Les scientifiques tentent de déterminer le cycle solaire à l’aide des taches solaires depuis les premiers jours de l’humanité.
"Minimum solaire", ou une période de réductionl'activité solaire, a traditionnellement été utilisée par les scientifiques pour marquer le début de chaque cycle. Cependant, R. Robert Limon, membre du Partenariat pour la recherche sur l'héliophysique et l'environnement spatial (PHASER), soutient que la structure du "minimum solaire" est plutôt arbitraire et imprécise.
Une étude récente de Lemon,démontre que de nombreux changements significatifs au cours du cycle solaire peuvent être décrits et prédits avec précision à l'aide d'un "cadran solaire" basé sur le champ magnétique du Soleil plutôt que sur la présence ou l'absence de taches solaires. La nouvelle approche améliore la méthode classique de détection des taches solaires en prédisant les explosions d'éruptions solaires dangereuses ou l'évolution des conditions météorologiques pour les années à venir.
Nouvelle étude publiée dans la revueFrontiers in Astronomy and Space Sciences, démontre que le cycle solaire fonctionne comme une seule séquence d'événements. Chaque cinquième partie du cycle, il y a des changements notables et parfois brusques. Cela est vrai quelle que soit la durée réelle d'un cycle donné, qui peut aller de quelques mois à un an. Lemon et ses collègues l'appellent le "cercle des quintes" en hommage aux mélomanes.
Une nouvelle étude de Limon et sespar ses collègues Scott McIntosh du National Center for Atmospheric Research (NCAR) et Alan Title du Lockheed Martin Center of Excellence, est basé sur un article publié en 2020 par Limon, McIntosh et Daniel Marsh du NCAR. Cet article a démontré l'existence d'un phénomène du cycle solaire que l'équipe de recherche a appelé le "terminateur".
Le champ magnétique du Soleil change de direction chaquecycle solaire, mais il y a chevauchement entre les cycles successifs. "Terminator" montre juste quand le champ polaire du cycle précédent a complètement disparu de la surface du Soleil, et une forte augmentation de l'activité solaire s'ensuit rapidement.
Le nouvel article souligne d'autrescaractéristiques sur le chemin du cycle solaire complet de "terminator" à "terminator". Ces points de repère sont plus clairs et plus cohérents que l'utilisation de taches solaires pour mesurer la durée du cycle. Par exemple, "le nombre maximal de taches solaires ne correspond pas exactement au moment où le champ polaire s'inverse, mais l'inversion du champ polaire se produit exactement un cinquième du cycle de transition de" terminator "à" terminator "", explique Limon. .
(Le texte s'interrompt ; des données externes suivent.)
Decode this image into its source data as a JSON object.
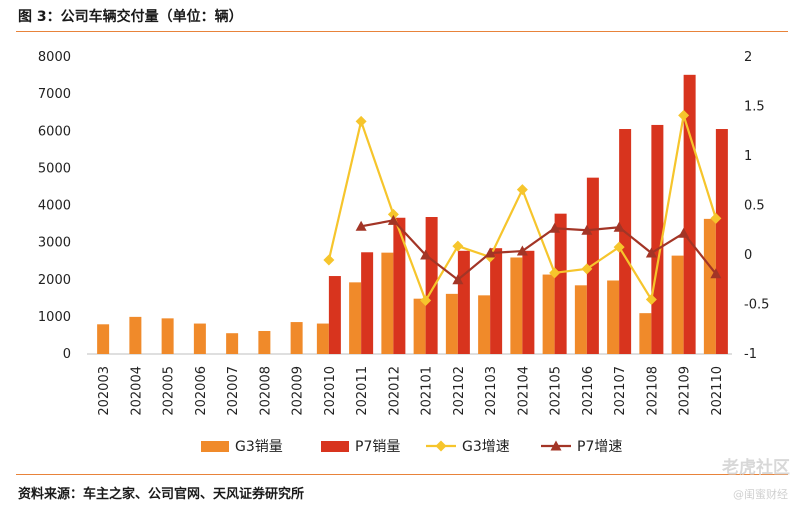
{
  "title": "图 3：公司车辆交付量（单位：辆）",
  "source": "资料来源：车主之家、公司官网、天风证券研究所",
  "watermark": {
    "main": "老虎社区",
    "sub": "@闺蜜财经"
  },
  "colors": {
    "g3_bar": "#f08a2a",
    "p7_bar": "#d8341e",
    "g3_line": "#f6c52c",
    "p7_line": "#a33526",
    "rule": "#e8833a"
  },
  "chart_data": {
    "type": "bar",
    "categories": [
      "202003",
      "202004",
      "202005",
      "202006",
      "202007",
      "202008",
      "202009",
      "202010",
      "202011",
      "202012",
      "202101",
      "202102",
      "202103",
      "202104",
      "202105",
      "202106",
      "202107",
      "202108",
      "202109",
      "202110"
    ],
    "y_left_ticks": [
      "0",
      "1000",
      "2000",
      "3000",
      "4000",
      "5000",
      "6000",
      "7000",
      "8000"
    ],
    "y_right_ticks": [
      "-1",
      "-0.5",
      "0",
      "0.5",
      "1",
      "1.5",
      "2"
    ],
    "ylim_left": [
      0,
      8000
    ],
    "ylim_right": [
      -1,
      2
    ],
    "legend_position": "bottom",
    "series": [
      {
        "name": "G3销量",
        "kind": "bar",
        "axis": "left",
        "values": [
          800,
          1000,
          960,
          820,
          560,
          620,
          860,
          820,
          1930,
          2730,
          1490,
          1620,
          1580,
          2600,
          2140,
          1850,
          1980,
          1100,
          2650,
          3640
        ]
      },
      {
        "name": "P7销量",
        "kind": "bar",
        "axis": "left",
        "values": [
          null,
          null,
          null,
          null,
          null,
          null,
          null,
          2100,
          2740,
          3670,
          3690,
          2780,
          2850,
          2780,
          3780,
          4750,
          6060,
          6170,
          7520,
          6060
        ]
      },
      {
        "name": "G3增速",
        "kind": "line",
        "axis": "right",
        "values": [
          null,
          null,
          null,
          null,
          null,
          null,
          null,
          -0.05,
          1.35,
          0.41,
          -0.46,
          0.09,
          -0.02,
          0.66,
          -0.18,
          -0.14,
          0.08,
          -0.45,
          1.41,
          0.37
        ]
      },
      {
        "name": "P7增速",
        "kind": "line",
        "axis": "right",
        "values": [
          null,
          null,
          null,
          null,
          null,
          null,
          null,
          null,
          0.29,
          0.35,
          0.0,
          -0.25,
          0.02,
          0.04,
          0.27,
          0.25,
          0.28,
          0.02,
          0.22,
          -0.19
        ]
      }
    ]
  }
}
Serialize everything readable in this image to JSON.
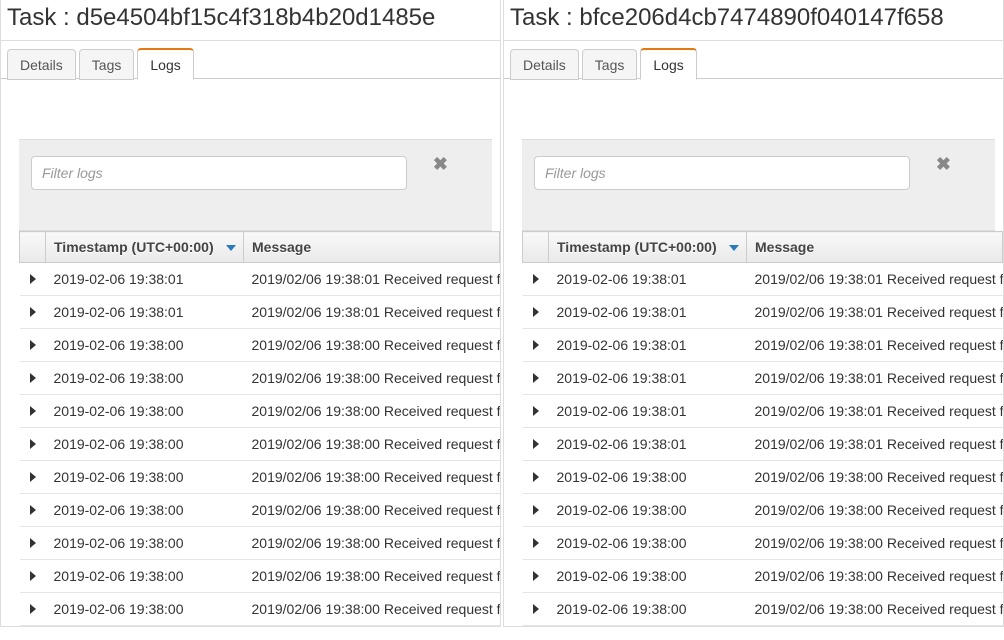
{
  "left": {
    "title": "Task : d5e4504bf15c4f318b4b20d1485e",
    "tabs": {
      "details": "Details",
      "tags": "Tags",
      "logs": "Logs",
      "active": "logs"
    },
    "filter_placeholder": "Filter logs",
    "columns": {
      "timestamp": "Timestamp (UTC+00:00)",
      "message": "Message"
    },
    "rows": [
      {
        "ts": "2019-02-06 19:38:01",
        "msg": "2019/02/06 19:38:01 Received request f"
      },
      {
        "ts": "2019-02-06 19:38:01",
        "msg": "2019/02/06 19:38:01 Received request f"
      },
      {
        "ts": "2019-02-06 19:38:00",
        "msg": "2019/02/06 19:38:00 Received request f"
      },
      {
        "ts": "2019-02-06 19:38:00",
        "msg": "2019/02/06 19:38:00 Received request f"
      },
      {
        "ts": "2019-02-06 19:38:00",
        "msg": "2019/02/06 19:38:00 Received request f"
      },
      {
        "ts": "2019-02-06 19:38:00",
        "msg": "2019/02/06 19:38:00 Received request f"
      },
      {
        "ts": "2019-02-06 19:38:00",
        "msg": "2019/02/06 19:38:00 Received request f"
      },
      {
        "ts": "2019-02-06 19:38:00",
        "msg": "2019/02/06 19:38:00 Received request f"
      },
      {
        "ts": "2019-02-06 19:38:00",
        "msg": "2019/02/06 19:38:00 Received request f"
      },
      {
        "ts": "2019-02-06 19:38:00",
        "msg": "2019/02/06 19:38:00 Received request f"
      },
      {
        "ts": "2019-02-06 19:38:00",
        "msg": "2019/02/06 19:38:00 Received request f"
      }
    ]
  },
  "right": {
    "title": "Task : bfce206d4cb7474890f040147f658",
    "tabs": {
      "details": "Details",
      "tags": "Tags",
      "logs": "Logs",
      "active": "logs"
    },
    "filter_placeholder": "Filter logs",
    "columns": {
      "timestamp": "Timestamp (UTC+00:00)",
      "message": "Message"
    },
    "rows": [
      {
        "ts": "2019-02-06 19:38:01",
        "msg": "2019/02/06 19:38:01 Received request f"
      },
      {
        "ts": "2019-02-06 19:38:01",
        "msg": "2019/02/06 19:38:01 Received request f"
      },
      {
        "ts": "2019-02-06 19:38:01",
        "msg": "2019/02/06 19:38:01 Received request f"
      },
      {
        "ts": "2019-02-06 19:38:01",
        "msg": "2019/02/06 19:38:01 Received request f"
      },
      {
        "ts": "2019-02-06 19:38:01",
        "msg": "2019/02/06 19:38:01 Received request f"
      },
      {
        "ts": "2019-02-06 19:38:01",
        "msg": "2019/02/06 19:38:01 Received request f"
      },
      {
        "ts": "2019-02-06 19:38:00",
        "msg": "2019/02/06 19:38:00 Received request f"
      },
      {
        "ts": "2019-02-06 19:38:00",
        "msg": "2019/02/06 19:38:00 Received request f"
      },
      {
        "ts": "2019-02-06 19:38:00",
        "msg": "2019/02/06 19:38:00 Received request f"
      },
      {
        "ts": "2019-02-06 19:38:00",
        "msg": "2019/02/06 19:38:00 Received request f"
      },
      {
        "ts": "2019-02-06 19:38:00",
        "msg": "2019/02/06 19:38:00 Received request f"
      }
    ]
  },
  "style": {
    "accent_color": "#e47911",
    "sort_caret_color": "#2b7bba",
    "header_gradient_top": "#f9f9f9",
    "header_gradient_bottom": "#e9e9e9",
    "row_border": "#e5e5e5",
    "filter_bg": "#eeeeee"
  }
}
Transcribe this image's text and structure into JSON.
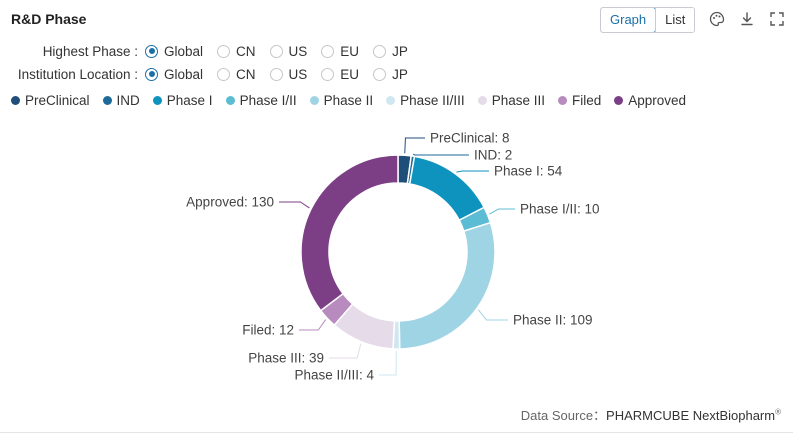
{
  "panel": {
    "title": "R&D Phase"
  },
  "view_toggle": {
    "graph_label": "Graph",
    "list_label": "List"
  },
  "toolbar": {
    "palette_icon": "palette-icon",
    "download_icon": "download-icon",
    "fullscreen_icon": "fullscreen-icon"
  },
  "filters": {
    "highest_phase": {
      "label": "Highest Phase :",
      "options": [
        "Global",
        "CN",
        "US",
        "EU",
        "JP"
      ],
      "selected": "Global"
    },
    "institution_location": {
      "label": "Institution Location :",
      "options": [
        "Global",
        "CN",
        "US",
        "EU",
        "JP"
      ],
      "selected": "Global"
    }
  },
  "colors": {
    "accent": "#1a6fa8",
    "PreClinical": "#1f4e79",
    "IND": "#1b6a9a",
    "Phase I": "#0e93bf",
    "Phase I/II": "#5bbcd3",
    "Phase II": "#9fd4e5",
    "Phase II/III": "#cfe7f0",
    "Phase III": "#e6dbe9",
    "Filed": "#b78bbd",
    "Approved": "#7c3f86"
  },
  "chart_data": {
    "type": "pie",
    "donut": true,
    "legend_position": "top-left",
    "categories": [
      "PreClinical",
      "IND",
      "Phase I",
      "Phase I/II",
      "Phase II",
      "Phase II/III",
      "Phase III",
      "Filed",
      "Approved"
    ],
    "values": [
      8,
      2,
      54,
      10,
      109,
      4,
      39,
      12,
      130
    ],
    "data_labels": [
      "PreClinical: 8",
      "IND: 2",
      "Phase I: 54",
      "Phase I/II: 10",
      "Phase II: 109",
      "Phase II/III: 4",
      "Phase III: 39",
      "Filed: 12",
      "Approved: 130"
    ]
  },
  "source": {
    "label": "Data Source：",
    "brand": "PHARMCUBE NextBiopharm",
    "mark": "®"
  }
}
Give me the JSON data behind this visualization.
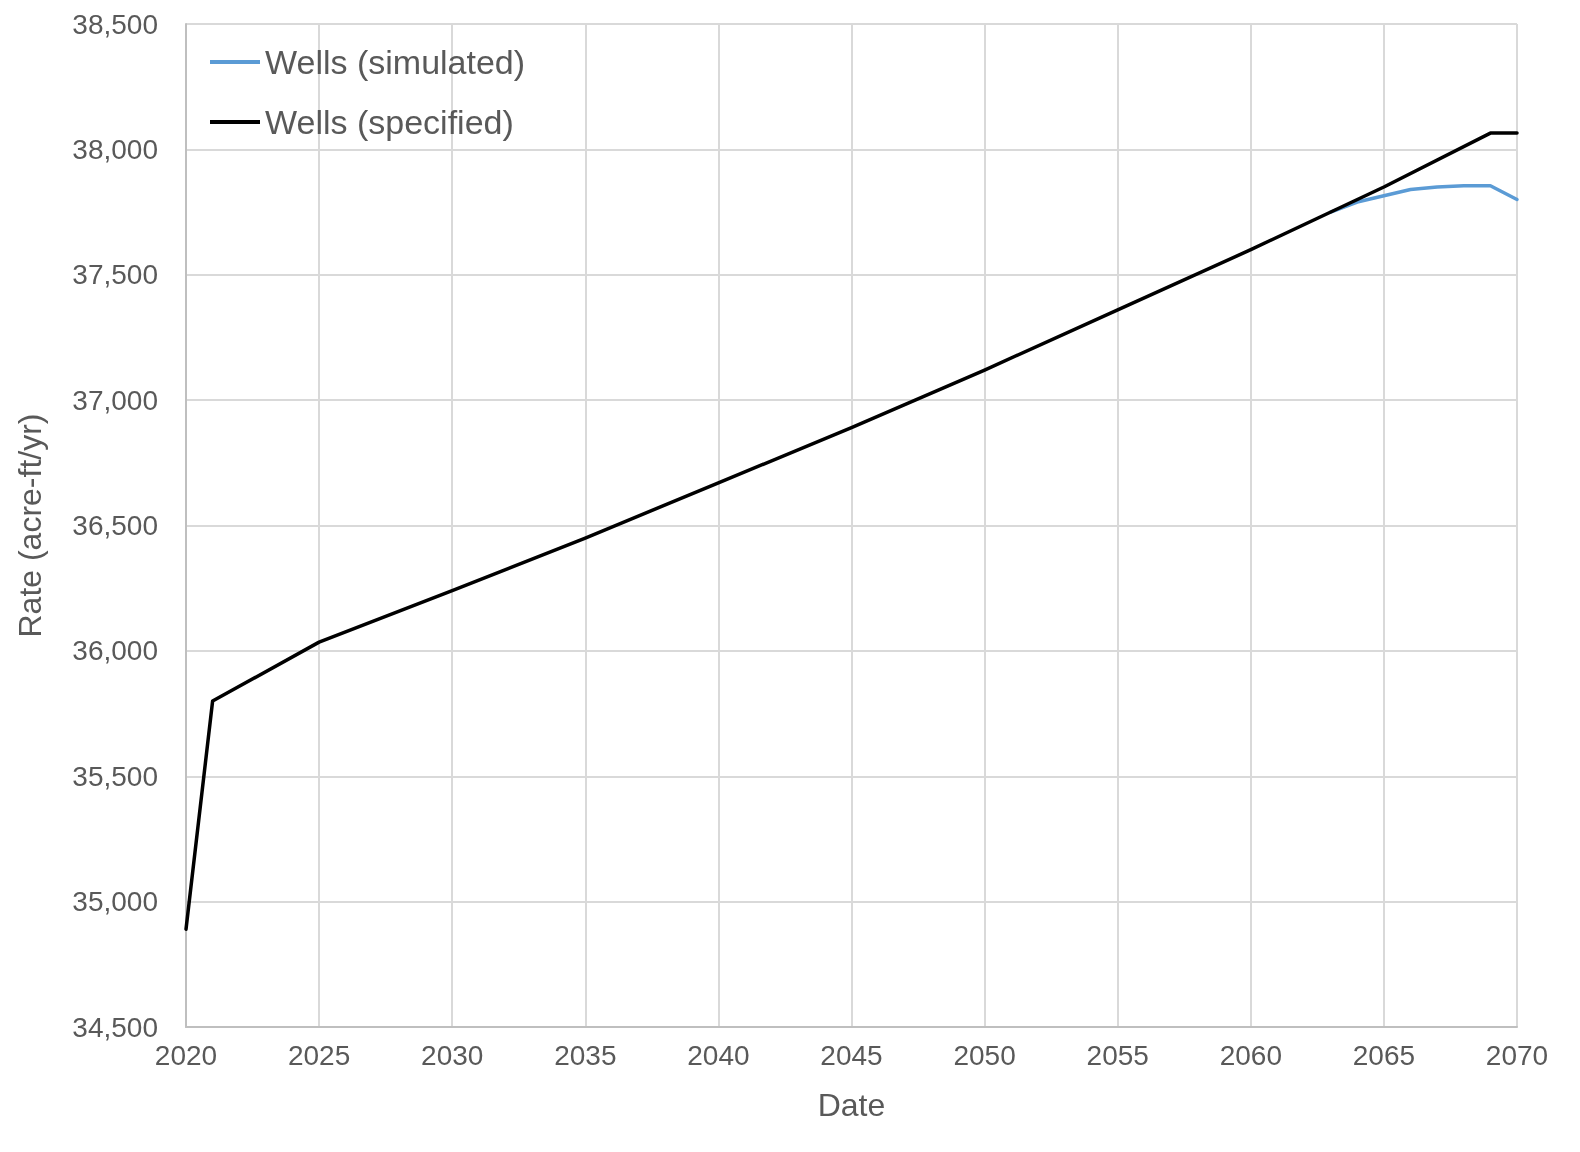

Après les deux cinquièmes du cycle, des zones sombres appelées"trous coronaux polaires", se reforment aux pôles du Soleil. Les trois cinquièmes du cycle sont la dernière éruption X, une classe d'éruptions solaires très importantes et potentiellement dangereuses. Aux quatre cinquièmes des taches solaires, il y a un minimum, mais ce repère est moins constant. Et puis le soleil passe un autre "terminateur", après quoi l'activité solaire reprend rapidement. D'autres phénomènes, comme le rayonnement UV, cadrent également parfaitement avec le cinquième.
L'équipe a identifié des tendances dans les données,collectées quotidiennement par deux observatoires au sol. L'Observatoire fédéral de radioastrophysique de Penticton, au Canada, mesure quotidiennement le flux radio solaire depuis 1947, ce qui sert d'indicateur utile de l'activité solaire. L'observatoire solaire Wilcox de l'université de Stanford recueille des mesures quotidiennes des champs magnétiques à la surface du Soleil depuis 1975.
La nouvelle théorie du cadran solaire change l'orientation detaches solaires aux variations des champs magnétiques. "C'est presque comme des symptômes et des causes", dit Lemon. Alors que les taches solaires sont un symptôme important, le champ magnétique est la principale cause du cycle solaire.